Cette emprise allait être d’autant plus grande qu’une contre-révolution fiscale s’est déployée depuis plus d’un quart de siècle. Son fil directeur a été de baisser par de multiples moyens les impôts payés par les ménages les plus riches et par les entreprises, en particulier les plus grandes. L’impôt sur le revenu est devenu de moins en moins progressif avec la diminution du nombre de tranches et les baisses successives du taux marginal supérieur. L’impôt sur les sociétés, véritable peau de chagrin, pèse trois fois plus lourd sur les PME que sur le CAC 40. Résultat imparable, l’Etat s’est appauvri : ses recettes représentaient 15,1% du PIB en 2009 contre 22,5% en 1982. On trouve là une des raisons de l’accroissement régulier de la dette publique avant même la crise financière. Car, contrairement à une antienne dont on nous rebat les oreilles, ce n’est pas l’explosion des dépenses publiques qui a creusé les déficits. Avant la crise, elles avaient même tendance à baisser : 55% du PIB en 1993, 52% en 2007. La crise, dont il faut rappeler qu’elle trouve son origine dans les délires de la finance, a évidemment gonflé la dette. Baisse des recettes fiscales dues à la récession, plan de relance pour éviter la dépression et, enfin, sauvetage des banques se sont combinés pour arriver à ce résultat.
Alors que faire maintenant pour empêcher les prophéties autoréalisatrices des marchés de se concrétiser ? Tout d’abord, il faut acter que les plans d’austérité, au-delà même de leur caractère socialement inacceptable, sont inutiles. Et c’est tout le paradoxe de la situation. Les marchés veulent que les déficits publics soient réduits pour être sûrs que les Etats puissent payer la charge de la dette, mais ils s’inquiètent du fait que les mesures prises vitrifient l’activité économique. Face à ces injonctions contradictoires, il ne sert à rien de vouloir rassurer les marchés, puisque plus on les rassure, plus ils s’inquiètent. La seule solution est de sortir les Etats de leur emprise.
Il faut, pour cela, tout d’abord européaniser et monétiser les dettes publiques.
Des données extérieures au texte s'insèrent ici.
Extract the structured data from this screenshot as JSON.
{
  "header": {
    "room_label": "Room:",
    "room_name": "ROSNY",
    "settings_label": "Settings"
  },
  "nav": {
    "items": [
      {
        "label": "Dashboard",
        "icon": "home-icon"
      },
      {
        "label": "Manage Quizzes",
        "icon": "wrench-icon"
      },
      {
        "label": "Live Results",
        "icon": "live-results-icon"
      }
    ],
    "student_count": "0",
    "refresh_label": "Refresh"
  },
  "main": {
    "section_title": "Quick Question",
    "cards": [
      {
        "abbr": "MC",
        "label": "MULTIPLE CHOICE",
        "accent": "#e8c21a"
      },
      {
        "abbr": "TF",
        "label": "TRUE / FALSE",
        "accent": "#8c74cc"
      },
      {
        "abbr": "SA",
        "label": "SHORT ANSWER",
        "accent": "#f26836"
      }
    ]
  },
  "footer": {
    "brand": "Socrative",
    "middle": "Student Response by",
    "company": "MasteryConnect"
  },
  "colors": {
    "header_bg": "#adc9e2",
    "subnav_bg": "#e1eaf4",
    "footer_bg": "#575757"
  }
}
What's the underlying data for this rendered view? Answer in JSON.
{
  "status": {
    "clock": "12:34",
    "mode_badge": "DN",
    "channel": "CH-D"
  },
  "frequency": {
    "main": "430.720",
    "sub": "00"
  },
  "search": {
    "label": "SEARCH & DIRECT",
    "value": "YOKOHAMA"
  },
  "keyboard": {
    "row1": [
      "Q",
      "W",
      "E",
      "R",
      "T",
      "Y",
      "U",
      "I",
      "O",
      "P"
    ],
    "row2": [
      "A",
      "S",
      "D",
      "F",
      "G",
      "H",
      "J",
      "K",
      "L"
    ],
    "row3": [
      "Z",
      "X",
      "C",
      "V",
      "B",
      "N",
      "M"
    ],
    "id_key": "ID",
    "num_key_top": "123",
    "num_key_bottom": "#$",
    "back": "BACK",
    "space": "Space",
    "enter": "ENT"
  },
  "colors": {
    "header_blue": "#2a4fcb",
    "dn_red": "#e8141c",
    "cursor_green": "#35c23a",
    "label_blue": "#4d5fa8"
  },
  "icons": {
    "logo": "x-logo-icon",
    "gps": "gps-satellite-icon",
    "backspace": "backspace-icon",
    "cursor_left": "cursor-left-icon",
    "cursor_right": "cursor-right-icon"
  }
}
La BCE et les banques centrales nationales doivent pouvoir, sous contrôle démocratique, financer les Etats et les politiques publiques européennes. Concernant le stock de la dette existant, un audit citoyen doit pouvoir déterminer la part de la dette qui est illégitime, et donc doit être annulée, et celle qu’il faudra rembourser, la BCE pouvant dans ce cas la racheter. Les banques doivent être mises sous contrôle social afin qu’elles se tournent vers les financements de l’activité productive et la transformation écologique de la société. Enfin, il faut une réforme fiscale d’ampleur qui redonne des marges de manœuvre à l’action publique. Ces orientations supposent de rompre avec tout ce qui a fait l’orthodoxie néolibérale de ces dernières décennies. Les mouvements sociaux qui commencent à secouer l’Europe devront l’imposer.
C’est un G20 particulièrement tourmenté qui s’ouvre aujourd’hui à Cannes. La crise de la zone euro sera au cœur des discussions, sur fond de nécessaire réforme du système financier international. Pourquoi l’économie a-t-elle atteint un tel degré de folie ? Les Etats se sont bel et bien placés volontairement sous l’emprise des marchés financiers, nous expliquent les coprésidents de l’organisation altermondialiste Attac et du think tank Copernic, en esquissant des pistes de sortie. Un front de résistance à l’austérité doit se mettre en place à partir de ces trois forces que sont les Indignés, la gauche radicale et les syndicats, avancent deux chercheurs. Et pourquoi ne pas regarder du côté de ces initiatives citoyennes qui émergent ici ou là, suggère le porte-flambeau de l’économie sociale et solidaire. Tous espèrent un choc salutaire. A.S. et L. T.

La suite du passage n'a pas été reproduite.